As regards the story of Acts viii. 5-24, it will suffice to make a few remarks. First it is interesting to note that Simon Magus was older than Christianity. The first missionary enterprise of the nascent Church brought it into contact with a Acts.magician who had for a long time amazed the people of Samaria with his sorceries (v. 11). This person gave himself out to be " some great one," but the popular voice defined his claims by saying " this man is that power of God which is called Great." Such a voice of the people cannot be imagined in Judaea, but Samaria was more open than Judaea to the influence of Greek ideas. Readers of Philo are familiar with the half-philosophical and half-mythological mode of thought by which the “powers of God” are substantialized into independent personalities. There were powers of all sorts, powers of help and salvation and also powers of punishment (Philo i. 431). It was through these powers that the incorporeal world of thought was framed, which served as the archetype of this world of appearance. The various powers are sometimes summed up under the two heads of βασιλική and εύεργετική), which correspond to the two names κύρις and Θεός. Which of them—if it is lawful at all to argue from Alexandria to Samaria—is to be identified with the one called " great " we have no means of deciding. Notwithstanding his own success as a magician Simon Magus was amazed in his turn at the superior power of Christianity. But he did not understand that this power was spoilt by self-seeking, and his offer of money to the Apostles, to enable him to confer the gift of the Holy Ghost, has branded his name for ever through the use of the word “simony” (q.v.). He was, however, a baptized Christian, and accepted with meekness the rebuke of Peter.
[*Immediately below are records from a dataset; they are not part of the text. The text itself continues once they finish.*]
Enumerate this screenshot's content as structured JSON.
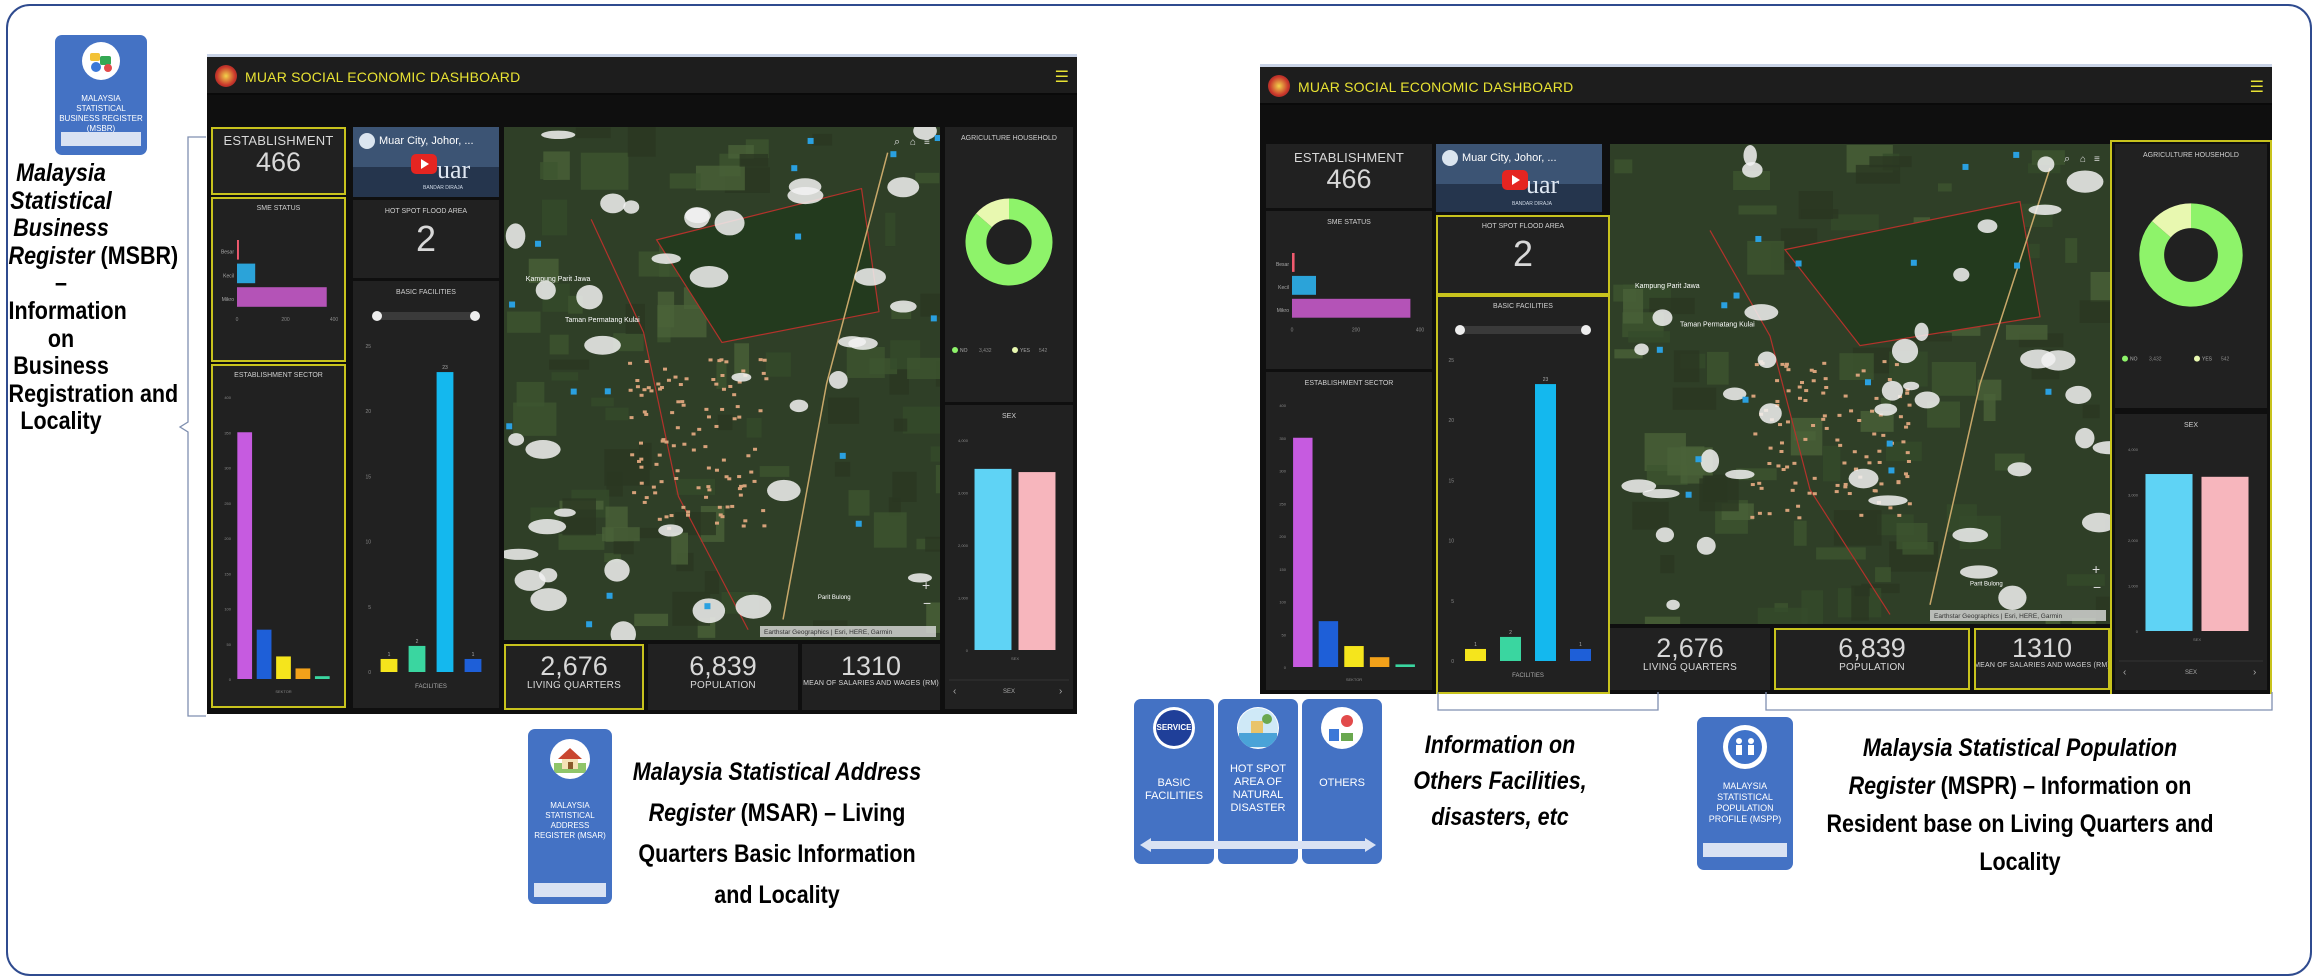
{
  "left_caption": {
    "lines_italic": [
      "Malaysia",
      "Statistical",
      "Business",
      "Register"
    ],
    "abbr": " (MSBR)",
    "lines_plain": [
      "– Information",
      "on Business",
      "Registration and",
      "Locality"
    ]
  },
  "badges": {
    "msbr": "MALAYSIA STATISTICAL BUSINESS REGISTER (MSBR)",
    "msar": "MALAYSIA STATISTICAL ADDRESS REGISTER (MSAR)",
    "basic": "BASIC FACILITIES",
    "hotspot": "HOT SPOT AREA OF NATURAL DISASTER",
    "others": "OTHERS",
    "mspp": "MALAYSIA STATISTICAL POPULATION PROFILE (MSPP)",
    "service_icon_text": "SERVICE"
  },
  "captions": {
    "msar": {
      "line1_italic": "Malaysia Statistical Address",
      "line2_italic": "Register",
      "line2_plain": " (MSAR) – Living",
      "line3": "Quarters Basic Information",
      "line4": "and Locality"
    },
    "others": {
      "line1": "Information on",
      "line2": "Others Facilities,",
      "line3": "disasters, etc"
    },
    "mspr": {
      "line1_italic": "Malaysia Statistical Population",
      "line2_italic": "Register",
      "line2_plain": " (MSPR) – Information on",
      "line3": "Resident base on Living Quarters and",
      "line4": "Locality"
    }
  },
  "dashboard": {
    "title": "MUAR SOCIAL ECONOMIC DASHBOARD",
    "menu_icon": "hamburger-icon",
    "establishment": {
      "label": "ESTABLISHMENT",
      "value": "466"
    },
    "sme_status": {
      "title": "SME STATUS",
      "categories": [
        "Besar",
        "Kecil",
        "Mikro"
      ],
      "values": [
        8,
        75,
        370
      ],
      "ticks": [
        "0",
        "200",
        "400"
      ],
      "colors": [
        "#f05a6e",
        "#2ba3d9",
        "#b453b7"
      ]
    },
    "establishment_sector": {
      "title": "ESTABLISHMENT SECTOR",
      "values": [
        350,
        70,
        32,
        15,
        4
      ],
      "colors": [
        "#c65be0",
        "#1e5fd8",
        "#f5e51c",
        "#f2a11a",
        "#3ad6a0"
      ],
      "ticks": [
        "0",
        "50",
        "100",
        "150",
        "200",
        "250",
        "300",
        "350",
        "400"
      ],
      "xlabel": "SEKTOR"
    },
    "video": {
      "title": "Muar City, Johor, ...",
      "overlay": "uar",
      "sub": "BANDAR DIRAJA"
    },
    "hot_spot": {
      "label": "HOT SPOT FLOOD AREA",
      "value": "2"
    },
    "basic_facilities": {
      "title": "BASIC FACILITIES",
      "values": [
        1,
        2,
        23,
        1
      ],
      "labels": [
        "1",
        "2",
        "23",
        "1"
      ],
      "colors": [
        "#f5e51c",
        "#3ad6a0",
        "#14b8ee",
        "#1e5fd8"
      ],
      "ticks": [
        "0",
        "5",
        "10",
        "15",
        "20",
        "25"
      ],
      "xlabel": "FACILITIES"
    },
    "map": {
      "attribution": "Earthstar Geographics | Esri, HERE, Garmin",
      "place1": "Kampung Parit Jawa",
      "place2": "Taman Permatang Kulai",
      "place3": "Parit Bulong"
    },
    "agri": {
      "title": "AGRICULTURE HOUSEHOLD",
      "values": [
        3432,
        542
      ],
      "colors": [
        "#8ef36a",
        "#e8f8b0"
      ],
      "legend": [
        {
          "name": "NO",
          "value": "3,432"
        },
        {
          "name": "YES",
          "value": "542"
        }
      ]
    },
    "sex": {
      "title": "SEX",
      "values": [
        3450,
        3389
      ],
      "colors": [
        "#5fd3f5",
        "#f7b6bd"
      ],
      "xlabel": "SEX",
      "ticks": [
        "0",
        "1,000",
        "2,000",
        "3,000",
        "4,000"
      ],
      "footer": "SEX"
    },
    "living_quarters": {
      "value": "2,676",
      "label": "LIVING QUARTERS"
    },
    "population": {
      "value": "6,839",
      "label": "POPULATION"
    },
    "salary": {
      "value": "1310",
      "label": "MEAN OF SALARIES AND WAGES (RM)"
    }
  }
}
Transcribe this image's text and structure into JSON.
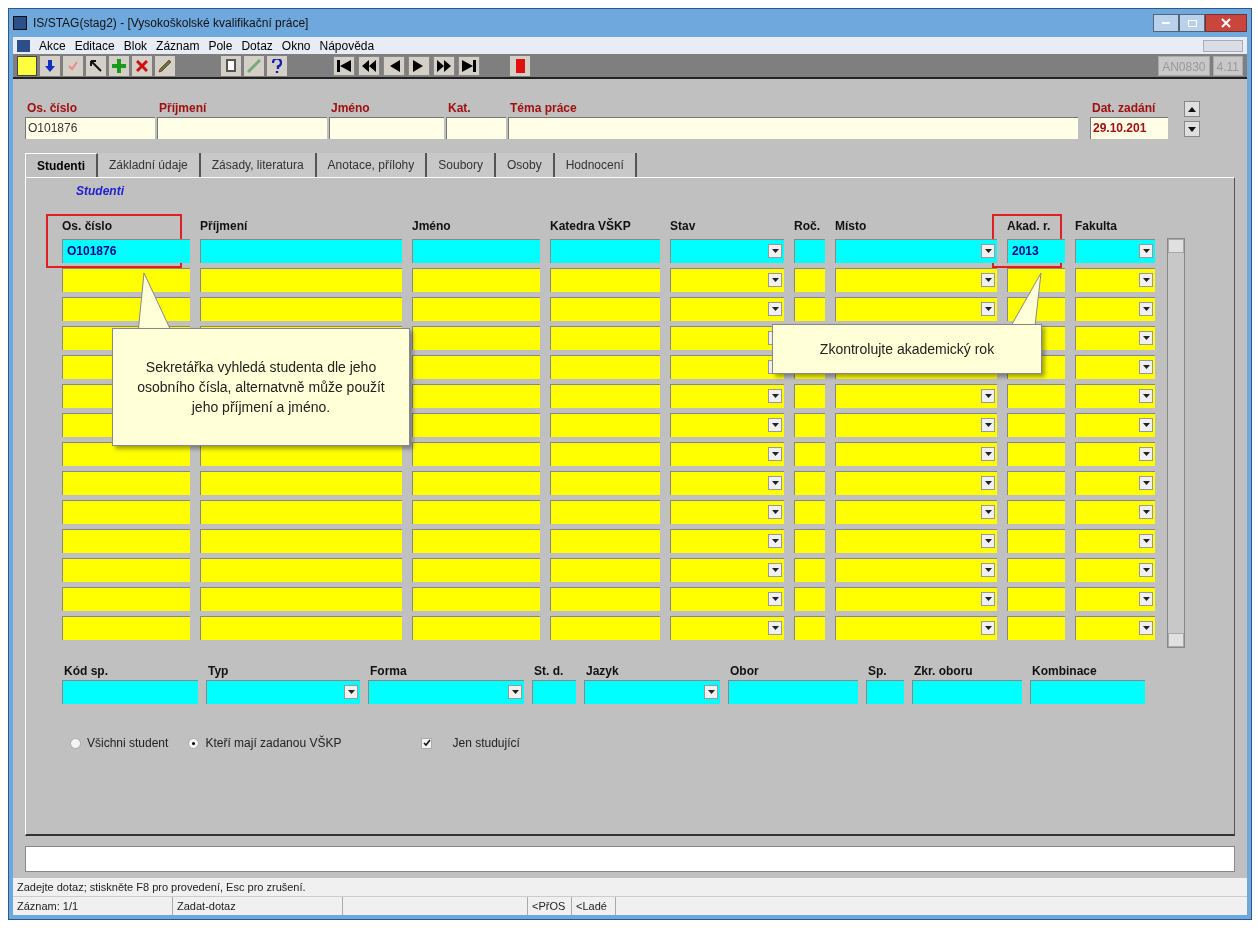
{
  "window": {
    "title": "IS/STAG(stag2) - [Vysokoškolské kvalifikační práce]"
  },
  "menu": [
    "Akce",
    "Editace",
    "Blok",
    "Záznam",
    "Pole",
    "Dotaz",
    "Okno",
    "Nápověda"
  ],
  "toolbar_badges": [
    "AN0830",
    "4.11"
  ],
  "header_fields": [
    {
      "label": "Os. číslo",
      "value": "O101876"
    },
    {
      "label": "Příjmení"
    },
    {
      "label": "Jméno"
    },
    {
      "label": "Kat."
    },
    {
      "label": "Téma práce"
    },
    {
      "label": "Dat. zadání",
      "value": "29.10.201"
    }
  ],
  "tabs": [
    {
      "label": "Studenti",
      "selected": true
    },
    {
      "label": "Základní údaje",
      "selected": false
    },
    {
      "label": "Zásady, literatura",
      "selected": false
    },
    {
      "label": "Anotace, přílohy",
      "selected": false
    },
    {
      "label": "Soubory",
      "selected": false
    },
    {
      "label": "Osoby",
      "selected": false
    },
    {
      "label": "Hodnocení",
      "selected": false
    }
  ],
  "section_title": "Studenti",
  "table": {
    "columns": [
      {
        "label": "Os. číslo",
        "kind": "text"
      },
      {
        "label": "Příjmení",
        "kind": "text"
      },
      {
        "label": "Jméno",
        "kind": "text"
      },
      {
        "label": "Katedra VŠKP",
        "kind": "text"
      },
      {
        "label": "Stav",
        "kind": "dropdown"
      },
      {
        "label": "Roč.",
        "kind": "text"
      },
      {
        "label": "Místo",
        "kind": "dropdown"
      },
      {
        "label": "Akad. r.",
        "kind": "text"
      },
      {
        "label": "Fakulta",
        "kind": "dropdown"
      }
    ],
    "rows": [
      {
        "selected": true,
        "cells": {
          "0": "O101876",
          "7": "2013"
        }
      },
      {
        "selected": false
      },
      {
        "selected": false
      },
      {
        "selected": false
      },
      {
        "selected": false
      },
      {
        "selected": false
      },
      {
        "selected": false
      },
      {
        "selected": false
      },
      {
        "selected": false
      },
      {
        "selected": false
      },
      {
        "selected": false
      },
      {
        "selected": false
      },
      {
        "selected": false
      },
      {
        "selected": false
      }
    ]
  },
  "callouts": [
    {
      "text": "Sekretářka vyhledá studenta dle jeho osobního čísla, alternatvně může použít jeho příjmení a jméno."
    },
    {
      "text": "Zkontrolujte akademický rok"
    }
  ],
  "detail_fields": [
    {
      "label": "Kód sp.",
      "kind": "text"
    },
    {
      "label": "Typ",
      "kind": "dropdown"
    },
    {
      "label": "Forma",
      "kind": "dropdown"
    },
    {
      "label": "St. d.",
      "kind": "text"
    },
    {
      "label": "Jazyk",
      "kind": "dropdown"
    },
    {
      "label": "Obor",
      "kind": "text"
    },
    {
      "label": "Sp.",
      "kind": "text"
    },
    {
      "label": "Zkr. oboru",
      "kind": "text"
    },
    {
      "label": "Kombinace",
      "kind": "text"
    }
  ],
  "radios": [
    {
      "label": "Všichni student",
      "selected": false
    },
    {
      "label": "Kteří mají zadanou VŠKP",
      "selected": true
    }
  ],
  "checkbox": {
    "label": "Jen studující",
    "checked": true
  },
  "message": "Zadejte dotaz; stiskněte F8 pro provedení, Esc  pro zrušení.",
  "status_bar": [
    "Záznam: 1/1",
    "Zadat-dotaz",
    "<PřOS",
    "<Ladé"
  ]
}
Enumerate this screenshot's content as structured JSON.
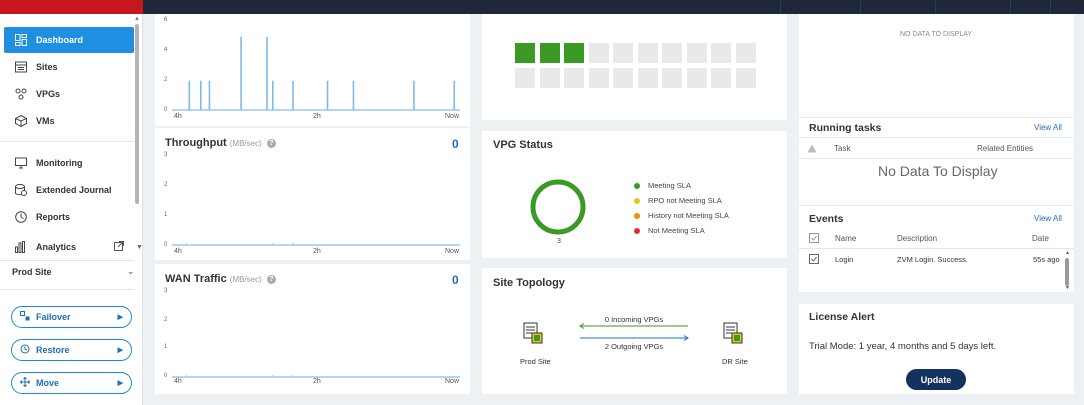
{
  "sidebar": {
    "items": [
      {
        "label": "Dashboard",
        "icon": "dashboard-icon"
      },
      {
        "label": "Sites",
        "icon": "sites-icon"
      },
      {
        "label": "VPGs",
        "icon": "vpgs-icon"
      },
      {
        "label": "VMs",
        "icon": "vms-icon"
      },
      {
        "label": "Monitoring",
        "icon": "monitor-icon"
      },
      {
        "label": "Extended Journal",
        "icon": "journal-icon"
      },
      {
        "label": "Reports",
        "icon": "clock-icon"
      },
      {
        "label": "Analytics",
        "icon": "bar-chart-icon"
      }
    ],
    "site_select": "Prod Site",
    "actions": [
      {
        "label": "Failover",
        "icon": "failover-icon"
      },
      {
        "label": "Restore",
        "icon": "restore-icon"
      },
      {
        "label": "Move",
        "icon": "move-icon"
      }
    ]
  },
  "iops_chart": {
    "y_ticks": [
      "6",
      "4",
      "2",
      "0"
    ],
    "x_ticks": [
      "4h",
      "2h",
      "Now"
    ],
    "ylim": [
      0,
      6
    ],
    "spikes": [
      {
        "t": 0.06,
        "v": 2
      },
      {
        "t": 0.1,
        "v": 2
      },
      {
        "t": 0.13,
        "v": 2
      },
      {
        "t": 0.24,
        "v": 5
      },
      {
        "t": 0.33,
        "v": 5
      },
      {
        "t": 0.35,
        "v": 2
      },
      {
        "t": 0.42,
        "v": 2
      },
      {
        "t": 0.54,
        "v": 2
      },
      {
        "t": 0.63,
        "v": 2
      },
      {
        "t": 0.84,
        "v": 2
      },
      {
        "t": 0.98,
        "v": 2
      }
    ]
  },
  "throughput": {
    "title": "Throughput",
    "unit": "(MB/sec)",
    "value": "0",
    "y_ticks": [
      "3",
      "2",
      "1",
      "0"
    ],
    "x_ticks": [
      "4h",
      "2h",
      "Now"
    ],
    "ylim": [
      0,
      3
    ]
  },
  "wan_traffic": {
    "title": "WAN Traffic",
    "unit": "(MB/sec)",
    "value": "0",
    "y_ticks": [
      "3",
      "2",
      "1",
      "0"
    ],
    "x_ticks": [
      "4h",
      "2h",
      "Now"
    ],
    "ylim": [
      0,
      3
    ]
  },
  "vpg_grid": {
    "total": 20,
    "active": 3
  },
  "vpg_status": {
    "title": "VPG Status",
    "count": "3",
    "legend": [
      {
        "label": "Meeting SLA",
        "color": "#3a9a23"
      },
      {
        "label": "RPO not Meeting SLA",
        "color": "#f0c419"
      },
      {
        "label": "History not Meeting SLA",
        "color": "#f29100"
      },
      {
        "label": "Not Meeting SLA",
        "color": "#d9342b"
      }
    ]
  },
  "site_topology": {
    "title": "Site Topology",
    "incoming": "0 Incoming VPGs",
    "outgoing": "2 Outgoing VPGs",
    "source": "Prod Site",
    "target": "DR Site"
  },
  "alerts_panel": {
    "no_data": "NO DATA TO DISPLAY"
  },
  "running_tasks": {
    "title": "Running tasks",
    "view_all": "View All",
    "col_task": "Task",
    "col_related": "Related Entities",
    "no_data": "No Data To Display"
  },
  "events": {
    "title": "Events",
    "view_all": "View All",
    "col_name": "Name",
    "col_desc": "Description",
    "col_date": "Date",
    "rows": [
      {
        "name": "Login",
        "description": "ZVM Login. Success.",
        "date": "55s ago"
      }
    ]
  },
  "license": {
    "title": "License Alert",
    "text": "Trial Mode: 1 year, 4 months and 5 days left.",
    "button": "Update"
  }
}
The last that we hear of him is his humble entreaty to the Apostles to pray for him. Had the writer of Acts known anything of his subsequent adventures, he might certainly have been expected to give some hint of them.

There is no reason for identifying the Simon Magus of Acts with the Simon, also a magician, who was a friend of Felix, and employed by him to tempt Drusilla away from her husband Azizus, the king of the Emesi. The name Simon was common, and so was the claim to magical powers. But the Simon of Josephus (Ant. xx. 7, § 2) is expressly declared to have been a Jew and a native of Cyprus.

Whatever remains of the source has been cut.